Bluesocket Inc. next week is scheduled to uncrate a wireless gateway and a Web-based management application that lets network administrators remotely authenticate, secure and manage wireless LAN users in hundreds of branch offices.
The new gateway, the WG-400, works with any brand of WLAN access point and supports up to 50 users in a site. Users simply plug in the power cord, connect the access points and plug the gateway into the office WAN connection, such as a router or DSL modem. Then a network administrator at a corporate data center can configure the gateway, and set access and authentication policies, traffic priorities and bandwidth limitations.
The results, says one beta tester, is a highly reliable, simple-to-use security gateway that works with any mix of access points and clients. “I can plug this into any network and enhance it without having to buy all new access points and (WLAN) switches. I can just use what a customer already has,” says Ron Howell, senior architect with AT&T Corp.’s Managed Solutions Group, the network integrator for AT&T’s business clients.

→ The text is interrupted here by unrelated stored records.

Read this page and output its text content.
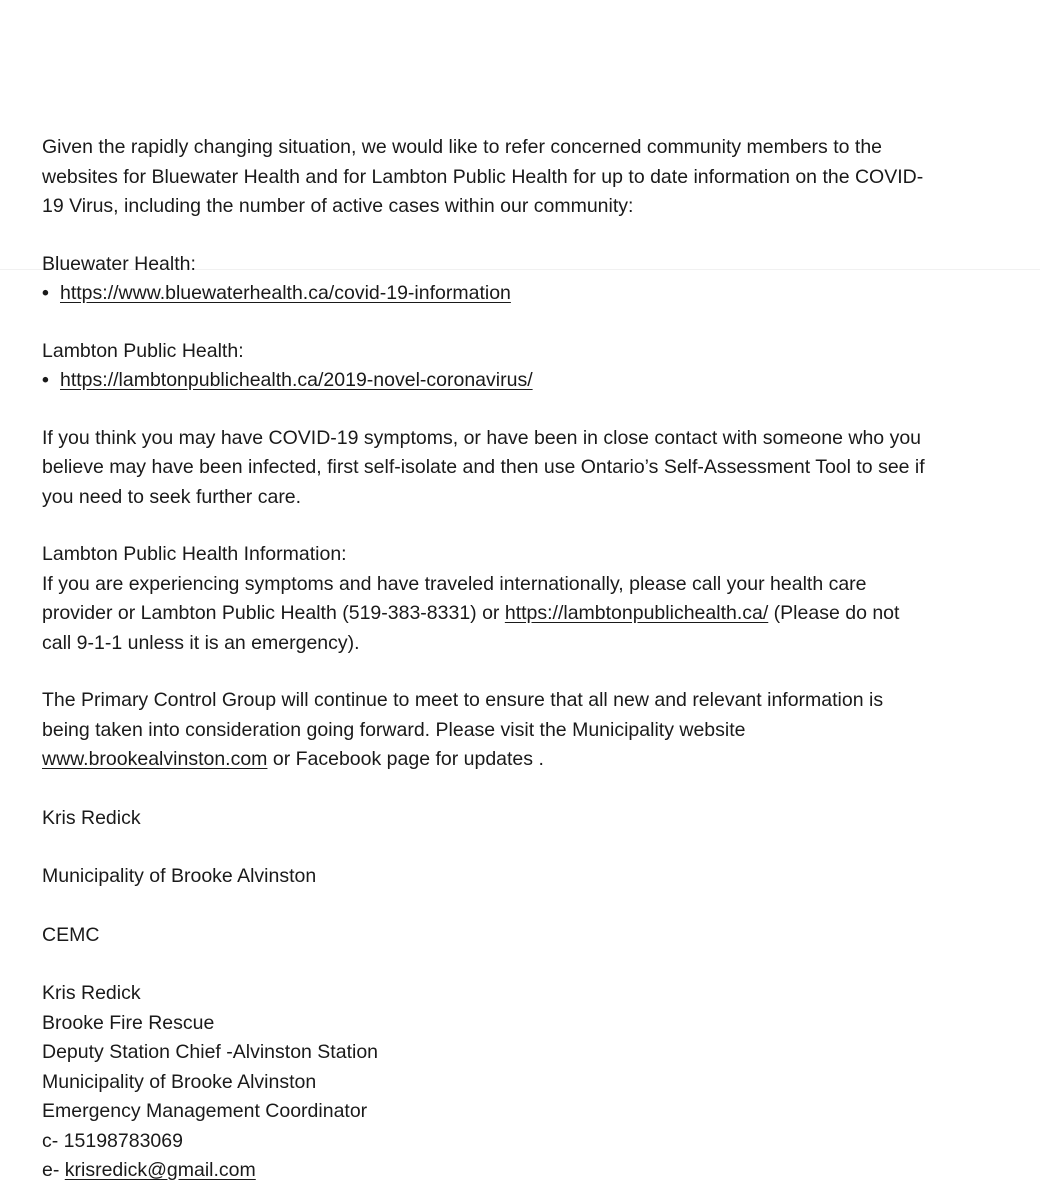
Given the rapidly changing situation, we would like to refer concerned community members to the

websites for Bluewater Health and for Lambton Public Health for up to date information on the COVID-

19 Virus, including the number of active cases within our community:

Bluewater Health:

• https://www.bluewaterhealth.ca/covid-19-information

Lambton Public Health:

• https://lambtonpublichealth.ca/2019-novel-coronavirus/

If you think you may have COVID-19 symptoms, or have been in close contact with someone who you

believe may have been infected, first self-isolate and then use Ontario’s Self-Assessment Tool to see if

you need to seek further care.

Lambton Public Health Information:

If you are experiencing symptoms and have traveled internationally, please call your health care

provider or Lambton Public Health (519-383-8331) or https://lambtonpublichealth.ca/ (Please do not

call 9-1-1 unless it is an emergency).

The Primary Control Group will continue to meet to ensure that all new and relevant information is

being taken into consideration going forward. Please visit the Municipality website

www.brookealvinston.com or Facebook page for updates .

Kris Redick

Municipality of Brooke Alvinston

CEMC

Kris Redick

Brooke Fire Rescue

Deputy Station Chief -Alvinston Station

Municipality of Brooke Alvinston

Emergency Management Coordinator

c- 15198783069

e- krisredick@gmail.com
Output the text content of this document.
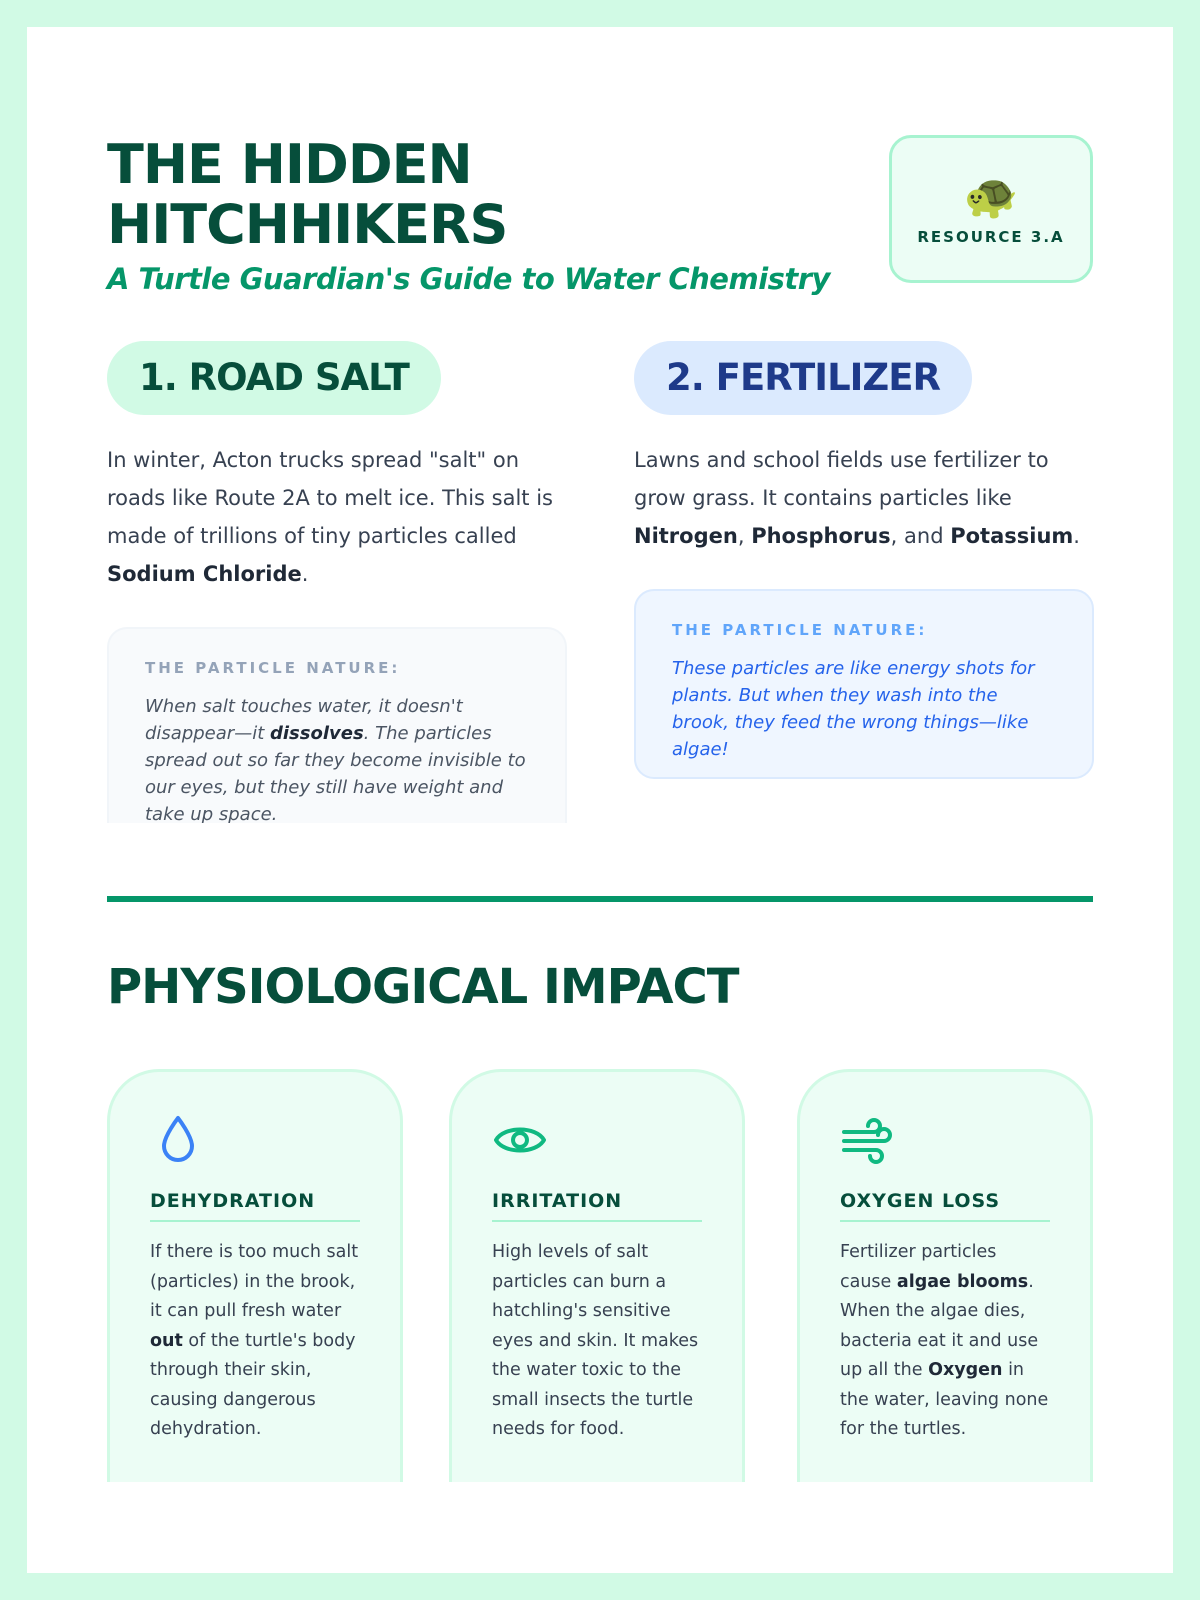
THE HIDDEN
HITCHHIKERS
A Turtle Guardian's Guide to Water Chemistry
🐢
RESOURCE 3.A
1. ROAD SALT

In winter, Acton trucks spread "salt" on roads like Route 2A to melt ice. This salt is made of trillions of tiny particles called Sodium Chloride.

THE PARTICLE NATURE:

When salt touches water, it doesn't disappear—it dissolves. The particles spread out so far they become invisible to our eyes, but they still have weight and take up space.

2. FERTILIZER

Lawns and school fields use fertilizer to grow grass. It contains particles like Nitrogen, Phosphorus, and Potassium.

THE PARTICLE NATURE:

These particles are like energy shots for plants. But when they wash into the brook, they feed the wrong things—like algae!

PHYSIOLOGICAL IMPACT
DEHYDRATION

If there is too much salt (particles) in the brook, it can pull fresh water out of the turtle's body through their skin, causing dangerous dehydration.

IRRITATION

High levels of salt particles can burn a hatchling's sensitive eyes and skin. It makes the water toxic to the small insects the turtle needs for food.

OXYGEN LOSS

Fertilizer particles cause algae blooms. When the algae dies, bacteria eat it and use up all the Oxygen in the water, leaving none for the turtles.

Howell’s team has used a Bluesocket gateway for years. “I’ve yet to have one come back” because of a failure, he says. Bluesocket’s authentication has always been strong, according to Howell. Like the other models, the WG-400 supports a range of authentication methods (including media access control addresses, digital certificates, 802.1X/Wi-Fi Protected Access, RADIUS and Lightweight Directory Access Protocol) and encryption schemes.
Support for virtual LANs and Bluesocket’s QoS features let Howell segment traffic, give priority to certain applications and regulate bandwidth use. The WG-400 has four 10/100 Ethernet ports for four directly attached access points. Or one port can connect to a local hub or switch into which can be plugged up to five additional access points. A fifth Ethernet port links the gateway to the office’s WAN connection. The gateway has a maximum throughput of 50M bit/sec for unencrypted traffic; that drops to 20M bit/sec when encrypted.
Bluesocket competes with similar gateway vendors such as Vernier and Fortress, and with WLAN switch vendors such as Airespace, Aruba Wireless Networks and Trapeze Networks. The latter group markets boxes to centralize WLAN management and security, but typically these devices are paired with companion thin access points from the same vendor.
The gateway costs US$2,250 and is scheduled to ship in mid-December. The new Blueview Management System, still in development, will be a software application pre-loaded on a rack-mounted, Linux-based server. The current management software in the gateways requires one device to be designated a master, which can oversee about 50 other gateways. Blueview is being designed to manage hundreds of gateways. The new software will be able to detect new gateways, create a system of alerts as it monitors them, and schedule provisioning jobs such as software updates or changes in security policies.